What I have learned throughout the years is, much of the time people just do what they do because they are operating on their own perspective of the situation – they are not doing these things to me. Just as I didn’t intend to make life difficult for my family in dealing with my intenseness, other people are also usually not being hurtful on purpose. I think we are wired to consider our own perspective first, and I also think this is not selfishness on our part; we are not Borg after all – we are individuals first and foremost, with a need to connect to other individuals in our environment. This means also that we intensely care about how we are perceived to others, and thus we care about acceptance.
Rejection does happen; we cannot please all of the people all of the time. But, we also do not have to make this rejection personal, as we end up attaching feelings of rejection to the inner core of our being where it will live, taunting us, day by day. It becomes a part of our narrative and defines who we are. The good news is, this narrative can be changed. We can rewrite our narrative by choosing peace within ourselves.

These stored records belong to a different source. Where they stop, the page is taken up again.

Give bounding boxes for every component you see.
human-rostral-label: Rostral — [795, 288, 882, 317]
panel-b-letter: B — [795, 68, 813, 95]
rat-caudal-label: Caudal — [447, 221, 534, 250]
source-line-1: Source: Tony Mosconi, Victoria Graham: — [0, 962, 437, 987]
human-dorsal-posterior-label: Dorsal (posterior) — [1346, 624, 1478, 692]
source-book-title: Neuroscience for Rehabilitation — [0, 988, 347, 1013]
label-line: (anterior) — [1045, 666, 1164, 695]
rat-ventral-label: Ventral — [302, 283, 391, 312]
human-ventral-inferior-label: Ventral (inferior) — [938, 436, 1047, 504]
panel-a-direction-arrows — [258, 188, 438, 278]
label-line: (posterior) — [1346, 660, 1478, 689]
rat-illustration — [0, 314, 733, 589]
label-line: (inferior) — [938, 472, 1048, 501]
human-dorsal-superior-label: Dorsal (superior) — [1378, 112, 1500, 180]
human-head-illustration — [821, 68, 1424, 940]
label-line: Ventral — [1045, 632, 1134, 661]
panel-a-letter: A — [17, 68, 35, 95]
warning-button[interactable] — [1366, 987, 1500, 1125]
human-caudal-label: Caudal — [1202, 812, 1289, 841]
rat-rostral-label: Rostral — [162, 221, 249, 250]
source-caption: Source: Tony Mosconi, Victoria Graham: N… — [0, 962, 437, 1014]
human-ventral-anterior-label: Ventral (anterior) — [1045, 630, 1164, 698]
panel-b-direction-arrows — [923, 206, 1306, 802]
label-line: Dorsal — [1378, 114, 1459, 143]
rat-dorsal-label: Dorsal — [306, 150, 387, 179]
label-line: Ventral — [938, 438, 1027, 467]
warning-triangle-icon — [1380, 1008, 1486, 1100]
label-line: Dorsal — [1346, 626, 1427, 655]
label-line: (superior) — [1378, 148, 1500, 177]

We can leave the rejection where it belongs – within the environment where we exist, not within ourselves. We can think about the pain we feel, and the cause of it, and make the choice to not allow it to define us anymore.

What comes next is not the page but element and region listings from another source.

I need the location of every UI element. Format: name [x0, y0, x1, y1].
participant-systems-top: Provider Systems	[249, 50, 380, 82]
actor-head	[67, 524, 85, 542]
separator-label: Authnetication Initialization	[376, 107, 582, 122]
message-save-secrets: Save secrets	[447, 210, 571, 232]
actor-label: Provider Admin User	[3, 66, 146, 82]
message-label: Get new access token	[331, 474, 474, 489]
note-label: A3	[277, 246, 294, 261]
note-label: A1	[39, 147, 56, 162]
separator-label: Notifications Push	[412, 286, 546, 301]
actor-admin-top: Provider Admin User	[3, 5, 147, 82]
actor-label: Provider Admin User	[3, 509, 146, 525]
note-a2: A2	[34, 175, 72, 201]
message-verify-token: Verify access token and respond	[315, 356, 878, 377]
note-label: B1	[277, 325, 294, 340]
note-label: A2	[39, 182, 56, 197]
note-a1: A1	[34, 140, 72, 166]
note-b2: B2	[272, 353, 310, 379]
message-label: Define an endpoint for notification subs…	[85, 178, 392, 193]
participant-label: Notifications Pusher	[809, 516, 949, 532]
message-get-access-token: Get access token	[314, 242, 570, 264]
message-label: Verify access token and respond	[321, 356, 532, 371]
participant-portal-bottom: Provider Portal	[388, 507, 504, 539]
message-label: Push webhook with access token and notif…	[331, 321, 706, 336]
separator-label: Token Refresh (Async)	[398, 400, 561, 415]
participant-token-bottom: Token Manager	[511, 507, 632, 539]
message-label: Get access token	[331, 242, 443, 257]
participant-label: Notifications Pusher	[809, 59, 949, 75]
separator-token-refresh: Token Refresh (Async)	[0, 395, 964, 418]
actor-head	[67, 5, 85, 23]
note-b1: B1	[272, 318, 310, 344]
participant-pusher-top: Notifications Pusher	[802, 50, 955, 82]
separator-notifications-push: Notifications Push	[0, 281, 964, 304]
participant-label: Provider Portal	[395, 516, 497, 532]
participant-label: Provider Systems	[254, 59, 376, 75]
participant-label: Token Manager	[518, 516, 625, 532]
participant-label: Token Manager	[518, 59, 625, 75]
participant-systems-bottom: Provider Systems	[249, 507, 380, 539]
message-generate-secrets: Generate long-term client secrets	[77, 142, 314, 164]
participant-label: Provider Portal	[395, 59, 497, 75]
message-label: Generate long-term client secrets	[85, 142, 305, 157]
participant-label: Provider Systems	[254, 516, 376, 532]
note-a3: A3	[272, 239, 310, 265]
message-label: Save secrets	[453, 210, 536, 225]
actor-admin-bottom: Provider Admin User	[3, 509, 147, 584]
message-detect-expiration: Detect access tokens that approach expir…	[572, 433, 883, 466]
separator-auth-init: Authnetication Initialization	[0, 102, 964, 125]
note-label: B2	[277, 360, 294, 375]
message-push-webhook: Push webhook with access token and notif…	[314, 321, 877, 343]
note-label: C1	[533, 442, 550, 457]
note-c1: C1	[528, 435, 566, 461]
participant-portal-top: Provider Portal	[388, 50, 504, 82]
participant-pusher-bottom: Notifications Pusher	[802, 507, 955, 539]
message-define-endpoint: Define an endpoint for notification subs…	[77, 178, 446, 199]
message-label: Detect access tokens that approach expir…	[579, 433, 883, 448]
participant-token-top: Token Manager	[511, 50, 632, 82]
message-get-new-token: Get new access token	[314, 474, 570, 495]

This doesn’t mean those who hurt us got away with it; there are always consequences for every action. We may not always see those consequences, because they live in the core of another person, not ourselves. This is not our baggage to own, it belongs to someone else. But, by separating our mental and emotional belongings from other peoples’, we can achieve peace. We can forgive. And we can do it for ourselves, because self-love is one of the most powerful forces we have.